2020-03-26 02:31 AM
As the title says, I'm trying to use a model with integer weights in cube_ai for speed and size performances.
I converted the original keras model to int operations using TFtiny, but when I try to import it, cube_ai throws an error warning me that only float32 operations are allowed. I saw in the user manual and in the generated code that int operations should be supported, isn't this the case? If so, how should I go about converting my model to only integer operations?
2020-03-26 02:57 AM
I suppose that you use TensorFlow Lite converter utility to convert your original model (keras floating model). What is the used configuration? Post-training quantization with representative dataset should be used. For example the simple option OPTIMIZE_FOR_SIZE allows to quantize only the weights to reduce the size of the generated tflite file but at run-time 32-b float opertors are used. This is not supported by X-CUBE-AI, theconversion of the weights to float is done during the code generation.

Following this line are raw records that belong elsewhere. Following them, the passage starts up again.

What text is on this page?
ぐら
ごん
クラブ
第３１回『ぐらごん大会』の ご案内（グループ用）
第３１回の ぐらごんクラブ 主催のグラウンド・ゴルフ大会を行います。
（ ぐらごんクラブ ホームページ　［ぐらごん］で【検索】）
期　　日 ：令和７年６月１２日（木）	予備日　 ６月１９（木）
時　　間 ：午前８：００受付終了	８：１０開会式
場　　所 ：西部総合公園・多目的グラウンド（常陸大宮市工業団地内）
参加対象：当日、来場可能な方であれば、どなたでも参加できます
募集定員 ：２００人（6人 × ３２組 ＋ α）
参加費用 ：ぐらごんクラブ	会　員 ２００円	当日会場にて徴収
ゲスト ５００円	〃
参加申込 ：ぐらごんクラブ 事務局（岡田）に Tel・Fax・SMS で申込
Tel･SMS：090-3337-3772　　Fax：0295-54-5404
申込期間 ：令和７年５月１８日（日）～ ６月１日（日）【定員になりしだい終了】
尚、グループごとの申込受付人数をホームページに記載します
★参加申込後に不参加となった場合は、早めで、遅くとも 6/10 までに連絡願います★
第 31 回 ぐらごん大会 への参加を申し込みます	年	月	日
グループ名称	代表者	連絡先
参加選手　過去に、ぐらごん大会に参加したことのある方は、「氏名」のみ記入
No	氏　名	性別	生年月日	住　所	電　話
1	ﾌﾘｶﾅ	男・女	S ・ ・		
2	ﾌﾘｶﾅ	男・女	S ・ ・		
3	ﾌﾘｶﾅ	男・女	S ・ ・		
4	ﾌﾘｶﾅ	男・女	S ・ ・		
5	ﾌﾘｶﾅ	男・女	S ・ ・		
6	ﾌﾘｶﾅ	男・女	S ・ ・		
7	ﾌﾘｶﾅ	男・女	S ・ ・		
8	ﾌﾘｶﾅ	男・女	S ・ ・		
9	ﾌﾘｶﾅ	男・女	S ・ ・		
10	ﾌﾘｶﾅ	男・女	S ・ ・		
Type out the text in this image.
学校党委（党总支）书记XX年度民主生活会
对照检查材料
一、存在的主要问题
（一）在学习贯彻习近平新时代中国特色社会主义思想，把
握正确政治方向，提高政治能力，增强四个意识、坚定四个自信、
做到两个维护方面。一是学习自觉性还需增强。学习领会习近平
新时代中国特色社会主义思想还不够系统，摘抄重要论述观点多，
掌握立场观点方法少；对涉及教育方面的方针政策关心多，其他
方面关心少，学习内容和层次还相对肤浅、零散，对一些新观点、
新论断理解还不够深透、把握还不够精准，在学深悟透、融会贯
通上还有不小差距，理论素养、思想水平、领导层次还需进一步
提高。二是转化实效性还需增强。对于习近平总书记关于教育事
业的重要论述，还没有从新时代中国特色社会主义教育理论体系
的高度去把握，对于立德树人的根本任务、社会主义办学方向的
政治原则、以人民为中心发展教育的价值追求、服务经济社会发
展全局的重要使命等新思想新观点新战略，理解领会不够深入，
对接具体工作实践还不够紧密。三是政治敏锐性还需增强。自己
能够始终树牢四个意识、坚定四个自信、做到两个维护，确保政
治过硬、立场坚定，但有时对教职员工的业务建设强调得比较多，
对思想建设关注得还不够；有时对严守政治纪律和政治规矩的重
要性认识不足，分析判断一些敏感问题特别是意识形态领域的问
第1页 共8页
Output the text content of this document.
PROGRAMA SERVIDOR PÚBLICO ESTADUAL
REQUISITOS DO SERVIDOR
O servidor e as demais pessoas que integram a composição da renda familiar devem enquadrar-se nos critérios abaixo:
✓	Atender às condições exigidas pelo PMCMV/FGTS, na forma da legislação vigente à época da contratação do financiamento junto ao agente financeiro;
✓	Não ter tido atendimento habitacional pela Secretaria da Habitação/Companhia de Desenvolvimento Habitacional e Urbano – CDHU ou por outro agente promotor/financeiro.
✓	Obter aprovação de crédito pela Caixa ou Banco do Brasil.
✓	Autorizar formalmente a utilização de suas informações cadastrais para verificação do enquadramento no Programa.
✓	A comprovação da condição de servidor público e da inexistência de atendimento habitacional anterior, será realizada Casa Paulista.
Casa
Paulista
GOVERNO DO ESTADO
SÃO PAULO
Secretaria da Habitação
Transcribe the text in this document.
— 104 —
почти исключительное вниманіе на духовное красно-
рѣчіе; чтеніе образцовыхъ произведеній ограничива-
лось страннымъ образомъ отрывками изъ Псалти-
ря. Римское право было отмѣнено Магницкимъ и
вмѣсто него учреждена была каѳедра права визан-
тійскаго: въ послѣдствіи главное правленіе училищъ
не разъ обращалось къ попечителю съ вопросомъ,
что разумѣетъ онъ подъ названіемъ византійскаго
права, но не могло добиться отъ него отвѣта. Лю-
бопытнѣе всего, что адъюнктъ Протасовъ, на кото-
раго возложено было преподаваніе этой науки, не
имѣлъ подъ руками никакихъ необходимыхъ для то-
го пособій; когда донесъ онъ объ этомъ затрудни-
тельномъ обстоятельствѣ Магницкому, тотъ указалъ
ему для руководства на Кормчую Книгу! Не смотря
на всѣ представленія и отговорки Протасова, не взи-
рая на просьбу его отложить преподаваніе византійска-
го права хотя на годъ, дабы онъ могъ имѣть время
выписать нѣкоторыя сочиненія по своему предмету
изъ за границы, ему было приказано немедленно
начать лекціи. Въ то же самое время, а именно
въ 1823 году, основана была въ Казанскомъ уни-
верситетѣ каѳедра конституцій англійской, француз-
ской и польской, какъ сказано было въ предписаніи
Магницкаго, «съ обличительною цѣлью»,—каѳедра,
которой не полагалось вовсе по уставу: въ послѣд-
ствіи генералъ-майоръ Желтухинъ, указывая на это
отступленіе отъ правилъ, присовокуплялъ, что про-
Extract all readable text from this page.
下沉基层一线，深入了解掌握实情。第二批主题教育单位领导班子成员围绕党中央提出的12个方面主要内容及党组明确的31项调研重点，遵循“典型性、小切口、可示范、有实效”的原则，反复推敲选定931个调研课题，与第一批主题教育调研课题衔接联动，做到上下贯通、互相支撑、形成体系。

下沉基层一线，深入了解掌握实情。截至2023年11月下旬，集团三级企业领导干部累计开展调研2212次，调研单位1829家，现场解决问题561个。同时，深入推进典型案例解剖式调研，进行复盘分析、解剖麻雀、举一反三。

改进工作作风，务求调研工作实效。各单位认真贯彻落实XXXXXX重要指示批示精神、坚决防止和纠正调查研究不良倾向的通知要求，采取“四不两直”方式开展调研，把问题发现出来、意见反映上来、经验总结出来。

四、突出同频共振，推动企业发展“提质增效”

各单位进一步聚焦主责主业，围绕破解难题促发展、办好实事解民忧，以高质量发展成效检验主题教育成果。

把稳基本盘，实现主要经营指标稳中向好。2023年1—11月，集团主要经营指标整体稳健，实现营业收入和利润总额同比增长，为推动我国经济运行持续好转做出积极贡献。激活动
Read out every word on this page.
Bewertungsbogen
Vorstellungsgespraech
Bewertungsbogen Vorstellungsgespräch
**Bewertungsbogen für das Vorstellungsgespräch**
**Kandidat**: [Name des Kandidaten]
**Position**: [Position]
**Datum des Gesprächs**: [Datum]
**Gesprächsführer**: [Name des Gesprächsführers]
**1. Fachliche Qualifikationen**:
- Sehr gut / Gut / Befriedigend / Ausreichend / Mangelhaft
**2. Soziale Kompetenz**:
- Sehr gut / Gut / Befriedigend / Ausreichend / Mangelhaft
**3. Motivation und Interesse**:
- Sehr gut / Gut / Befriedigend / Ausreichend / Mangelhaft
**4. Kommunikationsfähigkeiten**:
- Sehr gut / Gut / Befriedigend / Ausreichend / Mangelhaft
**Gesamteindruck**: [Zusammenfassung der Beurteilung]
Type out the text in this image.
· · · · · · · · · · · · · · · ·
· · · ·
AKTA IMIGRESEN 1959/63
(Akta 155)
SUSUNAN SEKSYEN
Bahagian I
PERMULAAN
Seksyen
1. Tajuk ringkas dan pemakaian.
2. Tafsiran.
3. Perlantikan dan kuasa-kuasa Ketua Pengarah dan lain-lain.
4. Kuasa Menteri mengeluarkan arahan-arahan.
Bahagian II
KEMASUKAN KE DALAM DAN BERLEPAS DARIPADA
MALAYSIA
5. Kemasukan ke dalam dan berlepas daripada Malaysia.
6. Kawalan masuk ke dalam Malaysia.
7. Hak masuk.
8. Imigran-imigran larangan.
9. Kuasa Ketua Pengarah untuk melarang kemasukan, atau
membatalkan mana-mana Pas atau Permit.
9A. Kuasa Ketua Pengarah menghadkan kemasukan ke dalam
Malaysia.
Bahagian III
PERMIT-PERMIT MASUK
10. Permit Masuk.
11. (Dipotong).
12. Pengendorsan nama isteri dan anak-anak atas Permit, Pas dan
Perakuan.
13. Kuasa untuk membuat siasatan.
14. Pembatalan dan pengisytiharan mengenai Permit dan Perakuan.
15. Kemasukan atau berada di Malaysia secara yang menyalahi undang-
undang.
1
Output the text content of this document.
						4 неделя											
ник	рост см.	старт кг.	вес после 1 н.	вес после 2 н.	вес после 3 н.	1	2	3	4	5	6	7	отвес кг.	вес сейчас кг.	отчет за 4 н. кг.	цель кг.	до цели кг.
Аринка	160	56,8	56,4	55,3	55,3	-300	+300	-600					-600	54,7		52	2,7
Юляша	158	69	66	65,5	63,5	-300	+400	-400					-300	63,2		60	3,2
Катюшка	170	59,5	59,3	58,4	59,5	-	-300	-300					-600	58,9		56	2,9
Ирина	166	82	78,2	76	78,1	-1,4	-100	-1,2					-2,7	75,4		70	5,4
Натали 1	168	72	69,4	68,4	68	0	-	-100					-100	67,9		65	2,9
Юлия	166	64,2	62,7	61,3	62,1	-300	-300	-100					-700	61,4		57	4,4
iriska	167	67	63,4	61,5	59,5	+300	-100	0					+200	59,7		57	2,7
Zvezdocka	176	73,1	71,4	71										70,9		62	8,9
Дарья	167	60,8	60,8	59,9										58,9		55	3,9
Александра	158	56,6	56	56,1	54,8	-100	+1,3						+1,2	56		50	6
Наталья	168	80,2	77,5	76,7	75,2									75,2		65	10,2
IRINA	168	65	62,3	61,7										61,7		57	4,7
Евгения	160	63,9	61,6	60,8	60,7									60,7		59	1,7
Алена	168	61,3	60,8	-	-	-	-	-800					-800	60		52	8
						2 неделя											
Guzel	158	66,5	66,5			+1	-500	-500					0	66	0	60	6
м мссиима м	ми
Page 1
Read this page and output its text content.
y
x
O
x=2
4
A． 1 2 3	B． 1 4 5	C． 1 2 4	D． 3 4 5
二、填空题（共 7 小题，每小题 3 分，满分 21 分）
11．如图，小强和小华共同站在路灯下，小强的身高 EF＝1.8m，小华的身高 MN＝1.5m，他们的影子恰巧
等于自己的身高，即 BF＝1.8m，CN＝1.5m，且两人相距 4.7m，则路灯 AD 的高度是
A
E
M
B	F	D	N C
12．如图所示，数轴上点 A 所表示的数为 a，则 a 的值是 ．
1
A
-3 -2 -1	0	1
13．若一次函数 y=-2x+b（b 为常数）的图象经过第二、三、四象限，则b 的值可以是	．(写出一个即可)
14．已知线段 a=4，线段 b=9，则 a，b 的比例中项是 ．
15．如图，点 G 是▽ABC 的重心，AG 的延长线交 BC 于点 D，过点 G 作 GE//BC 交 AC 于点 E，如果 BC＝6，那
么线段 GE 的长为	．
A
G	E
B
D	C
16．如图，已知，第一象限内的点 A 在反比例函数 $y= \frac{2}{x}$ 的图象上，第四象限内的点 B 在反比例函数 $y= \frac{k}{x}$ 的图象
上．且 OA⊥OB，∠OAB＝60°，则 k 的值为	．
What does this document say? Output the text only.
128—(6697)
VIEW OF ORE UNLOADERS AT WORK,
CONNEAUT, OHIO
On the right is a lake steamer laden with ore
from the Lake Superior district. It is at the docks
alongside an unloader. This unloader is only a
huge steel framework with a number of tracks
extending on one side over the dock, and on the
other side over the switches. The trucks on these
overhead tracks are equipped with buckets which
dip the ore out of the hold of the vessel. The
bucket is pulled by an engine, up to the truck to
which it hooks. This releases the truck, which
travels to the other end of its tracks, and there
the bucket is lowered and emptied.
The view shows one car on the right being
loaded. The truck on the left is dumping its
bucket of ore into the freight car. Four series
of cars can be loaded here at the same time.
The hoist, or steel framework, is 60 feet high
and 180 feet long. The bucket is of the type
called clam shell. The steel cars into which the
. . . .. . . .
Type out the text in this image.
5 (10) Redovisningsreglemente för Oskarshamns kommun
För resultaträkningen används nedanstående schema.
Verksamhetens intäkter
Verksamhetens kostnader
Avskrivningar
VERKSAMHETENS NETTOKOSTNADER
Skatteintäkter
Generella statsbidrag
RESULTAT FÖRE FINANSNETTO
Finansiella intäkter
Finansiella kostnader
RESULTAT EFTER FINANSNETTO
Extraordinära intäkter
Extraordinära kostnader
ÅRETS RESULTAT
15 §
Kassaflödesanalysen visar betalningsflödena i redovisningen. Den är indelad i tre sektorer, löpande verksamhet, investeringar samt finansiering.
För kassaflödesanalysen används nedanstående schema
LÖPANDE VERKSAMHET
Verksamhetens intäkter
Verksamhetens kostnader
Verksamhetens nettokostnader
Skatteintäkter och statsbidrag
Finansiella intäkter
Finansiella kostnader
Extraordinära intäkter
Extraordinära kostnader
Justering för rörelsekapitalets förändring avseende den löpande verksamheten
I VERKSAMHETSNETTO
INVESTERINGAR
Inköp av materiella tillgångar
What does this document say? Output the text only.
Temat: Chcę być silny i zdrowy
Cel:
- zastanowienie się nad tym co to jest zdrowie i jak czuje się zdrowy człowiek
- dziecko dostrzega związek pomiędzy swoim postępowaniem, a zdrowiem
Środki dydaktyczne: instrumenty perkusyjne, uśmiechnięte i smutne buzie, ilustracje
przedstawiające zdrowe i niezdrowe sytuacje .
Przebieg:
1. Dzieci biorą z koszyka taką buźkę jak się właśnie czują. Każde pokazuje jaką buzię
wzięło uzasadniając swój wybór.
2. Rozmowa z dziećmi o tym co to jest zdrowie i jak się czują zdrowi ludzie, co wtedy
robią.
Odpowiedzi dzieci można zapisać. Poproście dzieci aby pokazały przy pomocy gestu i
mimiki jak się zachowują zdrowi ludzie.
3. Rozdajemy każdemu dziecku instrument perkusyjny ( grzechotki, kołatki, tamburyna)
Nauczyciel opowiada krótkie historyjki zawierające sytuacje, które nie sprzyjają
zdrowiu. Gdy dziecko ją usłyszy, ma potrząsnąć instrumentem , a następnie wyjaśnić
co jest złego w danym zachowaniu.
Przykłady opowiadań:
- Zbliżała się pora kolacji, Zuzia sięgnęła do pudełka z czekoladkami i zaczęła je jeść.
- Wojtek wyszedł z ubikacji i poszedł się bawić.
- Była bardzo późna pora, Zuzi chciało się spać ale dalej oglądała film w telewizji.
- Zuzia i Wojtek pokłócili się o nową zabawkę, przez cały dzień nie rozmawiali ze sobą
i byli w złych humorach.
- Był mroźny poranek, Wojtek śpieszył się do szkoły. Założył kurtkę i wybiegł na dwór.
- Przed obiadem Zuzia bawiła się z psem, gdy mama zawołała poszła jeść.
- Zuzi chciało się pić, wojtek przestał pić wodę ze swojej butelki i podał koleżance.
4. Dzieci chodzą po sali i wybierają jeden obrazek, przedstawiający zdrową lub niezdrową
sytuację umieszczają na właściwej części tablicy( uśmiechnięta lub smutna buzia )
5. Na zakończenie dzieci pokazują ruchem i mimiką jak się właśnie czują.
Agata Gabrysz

Else in the pack, you can find more information : C:\Users\<user_name>\STM32Cube\Repository\Packs\STMicroelectronics\X-CUBE-AI\5.0.0\Documation\index.html.
In particular the "quantize command" from the Command Line article.
Typical snippet Python code to convert a Keras model (refer toTensorFlow Lite converter documentation, some parameters can change according the TF version).
converter = tf.lite.TFLiteConverter.from_keras_model_file(<keras_model_path>)
converter.representative_dataset = representative_dataset_gen
converter.target_ops = [tf.lite.OpsSet.TFLITE_BUILTINS_INT8]
converter.inference_input_type = tf.int8
converter.inference_output_type = tf.int8
quant_model = converter.convert()